Towards the end of the story we actually get the beginning of the siege, “someone from the MOVE house began shooting at the police.” The author tells us 500 police fired 10,000 bullets at the compound, it is unclear how many were fired back. “It was chaos, and it went on like that all day — gunshots and explosions and well-tended homes nearby being shot up and blown apart.” We learn that the police dropped a bomb on the compound. How the bomb was made is unclear. “In the end, 11 people died in the fire. Five of them were children. It took weeks before the police were able to identify their remains.” Were any police wounded? Unclear.
Of interest now is that the author tells the story of MOVE, and a photo shows the members in their compound with guns. One suspects if the members were members of a white militia this story might be narrated differently, not just details about “constitutional rights.” Instead we learn, “Indeed, their antics and outspokenness often put them on the wrong side of many local and community groups they were lumped in with.” Yes, parading around a city with guns is “antics.” There was even a deal with the city in 1978, “they would turn over their weapons and leave their building if the city would release several MOVE members from city jails.” And wait…here’s something interesting. During an attempt to remove a MOVE member in 1978, “an officer named James Ramp fell to the ground and died. Sixteen other police officers and firefighters were injured.” In some ways the confrontation reminds us of Waco in the 1990s. “Over the years, Africa [a MOVE member] has maintained that when MOVE members tried to escape the burning building to surrender, the police opened fire on them and they were forced back inside.”
The Wikipedia page on the bombing has more information. “police obtained arrest warrants charging four occupants with crimes including parole violations, contempt of court, illegal possession of firearms, and making terrorist threats.” And we learn “proceeded to drop two one-pound bombs” which were made from “FBI-supplied water gel explosive.” So not a barrel bomb like Assad uses. Something else as well: “The MOVE Commission issued its report on March 6, 1986. The report denounced the actions of the city government, stating that ‘Dropping a bomb on an occupied row house was unconscionable.'”

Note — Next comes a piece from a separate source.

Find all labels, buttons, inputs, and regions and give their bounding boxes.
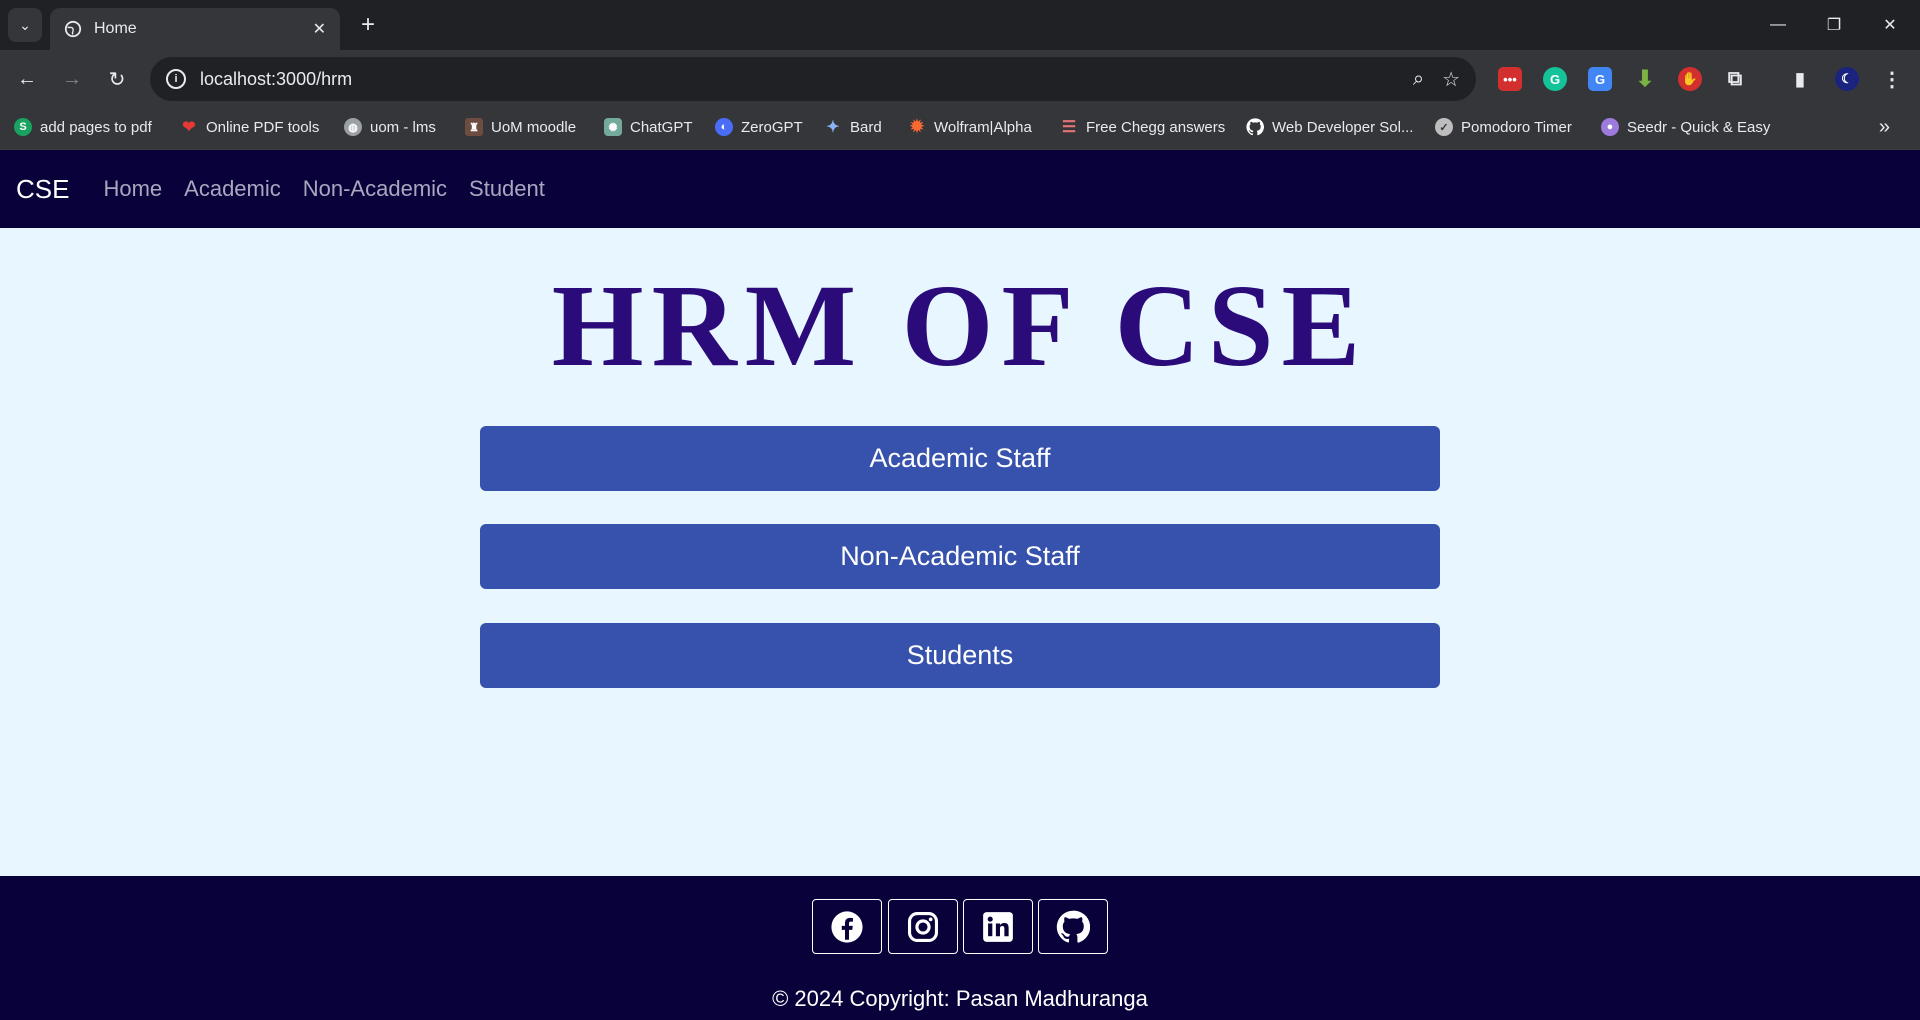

So how is it that one can read two articles on something and learn so little and read a Wikipedia page and fill in all the obvious gaps. For instance what does MOVE stand for? It’s apparently a name gleaned from an earlier name for the group that has to do with “Christian Movement for Life.”
The obvious problem with the articles was the attempt to obfuscate about why the police came to the compound in the first place and to downplay as “antics” things that are much more serious. To try to mislead readers with stories about “fringe” without explaining what happened. But the deeper problem is simply lack of basic information. Articles should have basic information and definitions. They should explain things rather than confuse them.
Unfortunately here you have a fascinating story that was ill-told.